Pareciera que modificar la forma de la novela ha pasado a segundo término por debajo de construir una historia “entrañable” o incluso didáctica. ¿Hacia dónde va el género?

Estoy de acuerdo con que necesitamos más novelistas cuyo objetivo final no sea ver su nombre en la portada con barniz y relieve, sino conmover el alma de un lector. Lo dice muy padre el mega prosista Vicente Quirarte en su obra de teatro Melville en Mazatlán: “hay que escribir de lo que duele, de manera que la herida sea tan honda que termine doliéndole a todo mundo”. Traduzco con la memoria, no es una cita literal. No sé hacia dónde va el género. Me late más escribir cuentos, ciertamente.

 

¿Aún es posible pensar en una novelística del compromiso?

Sí, pero no.

 

¿Cómo inicias una novela? ¿Cuál es el proceso?

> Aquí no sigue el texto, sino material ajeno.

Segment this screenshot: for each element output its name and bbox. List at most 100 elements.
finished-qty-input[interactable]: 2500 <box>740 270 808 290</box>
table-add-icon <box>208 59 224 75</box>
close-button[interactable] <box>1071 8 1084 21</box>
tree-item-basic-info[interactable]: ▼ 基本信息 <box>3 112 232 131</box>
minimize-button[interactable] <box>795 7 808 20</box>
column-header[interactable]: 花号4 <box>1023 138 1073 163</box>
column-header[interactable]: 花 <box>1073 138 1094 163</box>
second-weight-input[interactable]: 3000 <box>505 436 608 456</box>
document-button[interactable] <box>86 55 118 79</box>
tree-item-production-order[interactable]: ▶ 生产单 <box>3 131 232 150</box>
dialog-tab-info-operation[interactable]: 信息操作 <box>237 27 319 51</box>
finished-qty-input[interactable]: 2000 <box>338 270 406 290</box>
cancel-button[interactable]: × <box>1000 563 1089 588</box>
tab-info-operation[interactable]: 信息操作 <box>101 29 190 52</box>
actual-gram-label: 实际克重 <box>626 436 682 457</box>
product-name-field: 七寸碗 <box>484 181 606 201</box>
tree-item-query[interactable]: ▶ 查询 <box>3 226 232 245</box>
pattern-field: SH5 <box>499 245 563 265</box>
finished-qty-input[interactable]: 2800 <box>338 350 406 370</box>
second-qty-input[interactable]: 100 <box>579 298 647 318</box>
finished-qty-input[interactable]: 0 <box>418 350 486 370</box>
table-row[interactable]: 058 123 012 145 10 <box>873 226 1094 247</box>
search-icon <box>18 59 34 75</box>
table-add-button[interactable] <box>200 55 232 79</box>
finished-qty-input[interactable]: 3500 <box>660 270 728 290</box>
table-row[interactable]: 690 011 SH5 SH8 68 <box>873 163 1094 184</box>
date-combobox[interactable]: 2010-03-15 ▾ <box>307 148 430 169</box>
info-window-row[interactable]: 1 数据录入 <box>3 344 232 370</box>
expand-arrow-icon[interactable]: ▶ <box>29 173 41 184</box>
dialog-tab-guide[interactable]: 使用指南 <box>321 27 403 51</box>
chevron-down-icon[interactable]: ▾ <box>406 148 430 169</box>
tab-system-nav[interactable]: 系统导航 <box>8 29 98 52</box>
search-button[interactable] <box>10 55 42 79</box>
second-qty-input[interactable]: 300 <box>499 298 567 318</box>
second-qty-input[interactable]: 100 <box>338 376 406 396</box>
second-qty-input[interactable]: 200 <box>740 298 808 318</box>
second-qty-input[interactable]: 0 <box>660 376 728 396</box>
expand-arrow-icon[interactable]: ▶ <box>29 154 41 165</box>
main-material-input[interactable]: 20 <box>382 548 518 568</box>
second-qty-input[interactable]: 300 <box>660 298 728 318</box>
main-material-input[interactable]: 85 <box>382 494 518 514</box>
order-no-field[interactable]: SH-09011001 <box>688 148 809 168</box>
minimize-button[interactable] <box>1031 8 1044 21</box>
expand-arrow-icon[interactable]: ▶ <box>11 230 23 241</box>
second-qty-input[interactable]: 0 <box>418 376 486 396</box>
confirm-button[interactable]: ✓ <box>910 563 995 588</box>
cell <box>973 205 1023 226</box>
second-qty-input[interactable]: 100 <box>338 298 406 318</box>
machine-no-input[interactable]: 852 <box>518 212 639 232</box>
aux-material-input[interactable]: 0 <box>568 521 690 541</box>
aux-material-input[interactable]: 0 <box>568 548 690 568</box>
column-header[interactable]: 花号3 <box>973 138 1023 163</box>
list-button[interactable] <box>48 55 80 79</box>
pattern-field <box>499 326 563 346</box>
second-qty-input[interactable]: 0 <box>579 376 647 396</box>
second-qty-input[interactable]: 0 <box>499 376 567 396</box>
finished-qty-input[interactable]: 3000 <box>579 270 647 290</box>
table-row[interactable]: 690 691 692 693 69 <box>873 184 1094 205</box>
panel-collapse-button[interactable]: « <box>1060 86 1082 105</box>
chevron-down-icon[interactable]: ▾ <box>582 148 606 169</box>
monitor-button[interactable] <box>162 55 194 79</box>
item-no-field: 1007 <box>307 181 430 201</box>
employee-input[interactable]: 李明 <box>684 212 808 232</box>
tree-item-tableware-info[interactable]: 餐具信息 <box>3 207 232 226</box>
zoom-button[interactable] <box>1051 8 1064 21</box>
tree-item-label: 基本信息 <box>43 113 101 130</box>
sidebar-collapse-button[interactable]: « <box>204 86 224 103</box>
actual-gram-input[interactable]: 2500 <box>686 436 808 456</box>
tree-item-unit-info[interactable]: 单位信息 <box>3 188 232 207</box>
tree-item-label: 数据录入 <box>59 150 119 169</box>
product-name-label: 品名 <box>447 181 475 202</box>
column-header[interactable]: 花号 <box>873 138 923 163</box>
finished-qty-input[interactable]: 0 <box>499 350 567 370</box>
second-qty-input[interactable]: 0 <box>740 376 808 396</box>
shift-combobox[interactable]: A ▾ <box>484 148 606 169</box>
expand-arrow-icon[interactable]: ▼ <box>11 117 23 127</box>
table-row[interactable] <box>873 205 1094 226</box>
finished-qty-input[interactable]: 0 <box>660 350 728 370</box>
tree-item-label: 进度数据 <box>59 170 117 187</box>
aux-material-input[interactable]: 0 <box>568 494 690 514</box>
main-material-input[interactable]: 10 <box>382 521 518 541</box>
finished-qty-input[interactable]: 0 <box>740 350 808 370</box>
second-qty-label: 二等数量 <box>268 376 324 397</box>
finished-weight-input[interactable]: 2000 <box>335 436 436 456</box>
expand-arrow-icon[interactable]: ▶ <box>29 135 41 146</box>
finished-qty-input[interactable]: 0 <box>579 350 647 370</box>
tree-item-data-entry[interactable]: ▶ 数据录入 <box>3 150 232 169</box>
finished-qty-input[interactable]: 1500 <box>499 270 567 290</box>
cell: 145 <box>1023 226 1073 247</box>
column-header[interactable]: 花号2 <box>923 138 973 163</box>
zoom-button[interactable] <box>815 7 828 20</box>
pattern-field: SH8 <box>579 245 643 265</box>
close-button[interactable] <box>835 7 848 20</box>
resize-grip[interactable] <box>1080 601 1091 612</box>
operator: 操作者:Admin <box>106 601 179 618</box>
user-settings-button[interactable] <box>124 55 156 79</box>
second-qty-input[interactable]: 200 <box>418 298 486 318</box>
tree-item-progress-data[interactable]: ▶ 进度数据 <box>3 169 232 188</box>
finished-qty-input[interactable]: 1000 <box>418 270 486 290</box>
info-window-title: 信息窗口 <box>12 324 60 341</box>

No lo tengo tan claro. De repente, una trama me emociona y ya valí. Cuando empiezo a escribir una novela pongo todo lo que me rodea al servicio de esta. Las noticias que leo, los detalles amorosos de mi novia, las frases resplandecientes del autor a quien estoy leyendo en ese momento. Todo suma y debe incidir en el trabajo propio. Te puedo decir que si me muero antes de escribir la novela de Medusa que tengo en mente no habrá valido la pena mi paso en la Tierra. De ese libro tengo escritas: cero palabras. No estoy listo aun. De alguna manera ahora trabajo en una novela que no estaba agendada. Apareció de repente en mi wallpaper y ahora suma sesenta cuartillas. Renuncié a mi empleo para poder enfocarme en ella. Es sobre el rapero Pitbull.

 

¿Cuáles son los novelistas que frecuentas y por qué?

El hallazgo de lo que va de este año es Evelyn Waugh. El del año pasado fue John Cheever (Crónica de los Wapshot es una maldita lección de vida). El del año antes que ese fue El Gatopardo de Lampedusa. En cada una de mis sonrisas está implícito Víctor Hugo, Los trabajadores de la mar específicamente. Está en mis manos que los escritores del circuito Roma-Condesa no conozcan nunca el trabajo de Richard Wright y lo pongan de moda. Los Pichiciegos (de Fogwill), es formidable. La Plata Quemada (de Ricardo Piglia), es padrísima. No sé. Sólo he mencionado autores extranjeros. En mis otras respuestas me enfoqué en varios miembros de mi clan nacional. Agregaría El testigo de Juan Villoro. Siempre que estoy necesitado de religión leo a Stefan Zweig.